Electrical, optical and surface characterization of reactive RF magnetron sputtered molybdenum oxide films for solar cell applications

Mehmood H., BEKTAŞ G., YILDIZ İ., Tauqeer T., Nasser H., TURAN R.

MATERIALS SCIENCE IN SEMICONDUCTOR PROCESSING, vol.101, pp.46-56, 2019 (Peer-Reviewed Journal) identifier identifier

  • Publication Type: Article / Article
  • Volume: 101
  • Publication Date: 2019
  • Doi Number: 10.1016/j.mssp.2019.05.018
  • Journal Indexes: Science Citation Index Expanded, Scopus
  • Page Numbers: pp.46-56
  • Keywords: Hole-selective, MoOx, Optical, RF sputtering, Solar cell, Characterization, Electrical, Work function, TRANSITION-METAL OXIDES, EFFICIENCY, PERFORMANCE, CONTACTS, LAYER, PASSIVATION, PRESSURE, DESIGN, GROWTH


Thin films of molybdenum oxide (MoOx) were fabricated by radio frequency (RF) reactive magnetron sputtering technique with various oxygen flow rates and the deposition pressure fixed at 4 mTorr.
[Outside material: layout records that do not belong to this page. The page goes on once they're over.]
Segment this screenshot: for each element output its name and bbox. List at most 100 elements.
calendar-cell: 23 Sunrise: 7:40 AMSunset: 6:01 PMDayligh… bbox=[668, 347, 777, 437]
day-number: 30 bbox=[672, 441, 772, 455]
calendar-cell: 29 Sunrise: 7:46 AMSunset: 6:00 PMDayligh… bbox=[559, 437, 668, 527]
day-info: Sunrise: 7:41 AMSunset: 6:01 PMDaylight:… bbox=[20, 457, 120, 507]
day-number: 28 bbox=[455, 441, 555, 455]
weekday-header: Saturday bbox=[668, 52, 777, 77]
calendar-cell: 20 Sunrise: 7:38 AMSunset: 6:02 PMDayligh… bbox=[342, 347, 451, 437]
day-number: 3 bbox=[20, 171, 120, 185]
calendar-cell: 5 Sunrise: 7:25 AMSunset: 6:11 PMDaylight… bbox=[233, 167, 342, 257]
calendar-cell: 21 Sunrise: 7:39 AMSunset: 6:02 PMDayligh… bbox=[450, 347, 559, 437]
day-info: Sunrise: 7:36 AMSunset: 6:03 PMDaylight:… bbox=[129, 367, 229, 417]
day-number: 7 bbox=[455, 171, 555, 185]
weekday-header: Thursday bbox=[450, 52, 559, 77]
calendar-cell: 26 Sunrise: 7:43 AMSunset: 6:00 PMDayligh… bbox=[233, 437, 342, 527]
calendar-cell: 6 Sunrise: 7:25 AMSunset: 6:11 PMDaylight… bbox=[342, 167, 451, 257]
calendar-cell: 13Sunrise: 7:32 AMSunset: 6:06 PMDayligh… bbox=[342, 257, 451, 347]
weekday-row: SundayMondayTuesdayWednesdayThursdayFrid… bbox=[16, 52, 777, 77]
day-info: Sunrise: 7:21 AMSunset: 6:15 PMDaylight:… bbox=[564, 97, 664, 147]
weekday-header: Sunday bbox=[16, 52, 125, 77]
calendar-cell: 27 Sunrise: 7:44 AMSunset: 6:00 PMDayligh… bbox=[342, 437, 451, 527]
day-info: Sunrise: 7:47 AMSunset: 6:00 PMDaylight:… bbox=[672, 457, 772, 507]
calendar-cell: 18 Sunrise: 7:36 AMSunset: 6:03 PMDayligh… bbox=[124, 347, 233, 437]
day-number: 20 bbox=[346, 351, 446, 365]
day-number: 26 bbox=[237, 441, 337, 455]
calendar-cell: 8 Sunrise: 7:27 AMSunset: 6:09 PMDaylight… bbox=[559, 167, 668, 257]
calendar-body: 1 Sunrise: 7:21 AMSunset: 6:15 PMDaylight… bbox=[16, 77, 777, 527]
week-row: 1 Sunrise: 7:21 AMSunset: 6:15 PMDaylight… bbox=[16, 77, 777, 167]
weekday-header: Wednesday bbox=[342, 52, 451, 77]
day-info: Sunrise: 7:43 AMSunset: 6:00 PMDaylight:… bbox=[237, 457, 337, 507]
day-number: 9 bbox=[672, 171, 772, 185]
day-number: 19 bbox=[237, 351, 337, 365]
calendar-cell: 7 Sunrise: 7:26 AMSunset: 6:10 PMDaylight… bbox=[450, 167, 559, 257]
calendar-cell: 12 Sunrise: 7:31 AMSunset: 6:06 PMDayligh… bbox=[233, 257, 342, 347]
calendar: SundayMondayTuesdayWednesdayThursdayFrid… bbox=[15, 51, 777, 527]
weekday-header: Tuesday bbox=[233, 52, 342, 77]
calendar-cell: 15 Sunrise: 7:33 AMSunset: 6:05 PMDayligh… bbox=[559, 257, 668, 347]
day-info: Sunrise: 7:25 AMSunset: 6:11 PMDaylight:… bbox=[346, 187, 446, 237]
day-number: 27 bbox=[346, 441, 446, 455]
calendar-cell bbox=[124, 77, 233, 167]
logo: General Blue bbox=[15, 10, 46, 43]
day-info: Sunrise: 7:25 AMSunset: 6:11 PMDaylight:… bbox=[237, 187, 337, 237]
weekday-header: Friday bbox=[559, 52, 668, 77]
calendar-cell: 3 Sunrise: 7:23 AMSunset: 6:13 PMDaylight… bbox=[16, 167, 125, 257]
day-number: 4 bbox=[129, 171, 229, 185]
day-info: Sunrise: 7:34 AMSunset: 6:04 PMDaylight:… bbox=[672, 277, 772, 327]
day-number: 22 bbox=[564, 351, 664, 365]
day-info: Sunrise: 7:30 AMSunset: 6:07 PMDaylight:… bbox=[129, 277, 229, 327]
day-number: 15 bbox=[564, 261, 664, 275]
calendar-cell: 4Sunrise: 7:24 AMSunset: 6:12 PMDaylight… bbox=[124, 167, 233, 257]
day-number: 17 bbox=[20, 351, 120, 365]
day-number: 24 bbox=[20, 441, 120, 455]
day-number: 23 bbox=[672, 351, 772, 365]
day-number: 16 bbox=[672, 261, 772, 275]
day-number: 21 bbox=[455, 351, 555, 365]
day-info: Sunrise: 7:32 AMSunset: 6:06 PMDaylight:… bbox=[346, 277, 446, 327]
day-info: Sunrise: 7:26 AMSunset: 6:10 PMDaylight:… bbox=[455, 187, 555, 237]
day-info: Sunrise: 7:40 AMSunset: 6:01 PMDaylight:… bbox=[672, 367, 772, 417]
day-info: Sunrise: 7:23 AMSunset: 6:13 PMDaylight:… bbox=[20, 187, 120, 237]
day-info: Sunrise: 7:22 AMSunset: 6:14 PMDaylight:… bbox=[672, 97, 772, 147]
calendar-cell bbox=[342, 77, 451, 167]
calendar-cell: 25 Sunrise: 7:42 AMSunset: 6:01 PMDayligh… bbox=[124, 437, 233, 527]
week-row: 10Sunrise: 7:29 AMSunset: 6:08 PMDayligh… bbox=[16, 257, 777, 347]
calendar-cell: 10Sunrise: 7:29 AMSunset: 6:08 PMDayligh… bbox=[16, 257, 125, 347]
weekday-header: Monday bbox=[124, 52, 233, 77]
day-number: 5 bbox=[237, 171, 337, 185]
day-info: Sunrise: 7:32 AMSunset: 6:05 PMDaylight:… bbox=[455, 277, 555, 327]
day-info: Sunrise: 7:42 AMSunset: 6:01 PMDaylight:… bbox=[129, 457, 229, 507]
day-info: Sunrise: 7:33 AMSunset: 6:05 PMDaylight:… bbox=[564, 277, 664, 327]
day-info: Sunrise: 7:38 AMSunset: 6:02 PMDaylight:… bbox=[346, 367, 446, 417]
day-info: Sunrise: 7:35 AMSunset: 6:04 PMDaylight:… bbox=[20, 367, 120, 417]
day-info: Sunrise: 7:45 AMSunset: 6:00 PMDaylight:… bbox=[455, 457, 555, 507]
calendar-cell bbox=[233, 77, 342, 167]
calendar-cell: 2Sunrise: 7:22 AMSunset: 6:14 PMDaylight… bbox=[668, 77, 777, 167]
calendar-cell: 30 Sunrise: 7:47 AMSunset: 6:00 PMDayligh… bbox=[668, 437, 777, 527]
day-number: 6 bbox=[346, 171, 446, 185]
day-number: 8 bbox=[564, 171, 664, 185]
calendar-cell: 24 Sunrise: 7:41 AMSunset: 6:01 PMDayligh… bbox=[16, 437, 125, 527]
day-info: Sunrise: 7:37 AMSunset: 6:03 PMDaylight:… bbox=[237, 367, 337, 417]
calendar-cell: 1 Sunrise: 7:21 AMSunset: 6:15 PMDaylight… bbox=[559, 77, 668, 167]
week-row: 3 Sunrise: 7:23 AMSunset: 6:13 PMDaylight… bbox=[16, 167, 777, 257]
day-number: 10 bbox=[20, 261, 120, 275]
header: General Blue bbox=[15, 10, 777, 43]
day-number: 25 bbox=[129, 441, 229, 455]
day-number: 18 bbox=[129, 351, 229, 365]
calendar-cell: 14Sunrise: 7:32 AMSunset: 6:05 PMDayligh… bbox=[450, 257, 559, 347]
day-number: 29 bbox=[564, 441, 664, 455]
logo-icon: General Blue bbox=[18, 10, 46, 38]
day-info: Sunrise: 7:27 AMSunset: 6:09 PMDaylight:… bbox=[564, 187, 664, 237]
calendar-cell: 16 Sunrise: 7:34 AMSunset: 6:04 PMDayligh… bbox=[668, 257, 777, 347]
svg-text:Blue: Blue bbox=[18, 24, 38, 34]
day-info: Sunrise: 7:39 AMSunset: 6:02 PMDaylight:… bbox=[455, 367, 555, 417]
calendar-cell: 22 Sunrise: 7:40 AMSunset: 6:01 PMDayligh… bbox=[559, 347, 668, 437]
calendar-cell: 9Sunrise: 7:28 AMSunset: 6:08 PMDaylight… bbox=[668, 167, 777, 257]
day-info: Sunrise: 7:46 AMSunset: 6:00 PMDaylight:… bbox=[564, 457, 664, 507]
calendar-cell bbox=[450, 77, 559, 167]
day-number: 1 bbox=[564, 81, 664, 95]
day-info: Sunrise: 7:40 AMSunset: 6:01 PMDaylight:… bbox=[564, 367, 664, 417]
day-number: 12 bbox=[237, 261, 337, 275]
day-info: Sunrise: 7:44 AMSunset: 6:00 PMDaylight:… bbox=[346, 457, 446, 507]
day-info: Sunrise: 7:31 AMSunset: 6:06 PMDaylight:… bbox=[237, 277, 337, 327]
The stoichiometry, composition, chemical binding energy, electrical, and optical properties of the sputtered MoOx films were examined. The deposited films were characterised by x-ray photoelectron spectroscopy (XPS), capacitance-voltage measurement (CV), spectroscopic ellipsometer (SE), and ultraviolet-visible spectroscopy (UV-VIS). XPS studies of the film indicated the presence of Mo5+ and Mo6+ oxidation states within the film. The deposited sputtered films were semiconducting in nature with the highest work function of 5.92 eV observed for MoOx. The stoichiometry for RF sputtered MoOx (x < 3) was found to be 2.73. CV analysis indicated that density of defect states in the MoOx films decreased with the corresponding increase in the oxygen flow rate. SE studies have shown that the refractive indices of the as-deposited films ranged from -1.8-2.05 at nominal wavelength of 632.8 nm. Similarly, high transmittance and large band gap values of sputtered MoOx were observed. It was proved that deposited MoOx is of n-type character with the Fermi level variation observed within the band gap of MoOx upon changing the oxygen flow rate.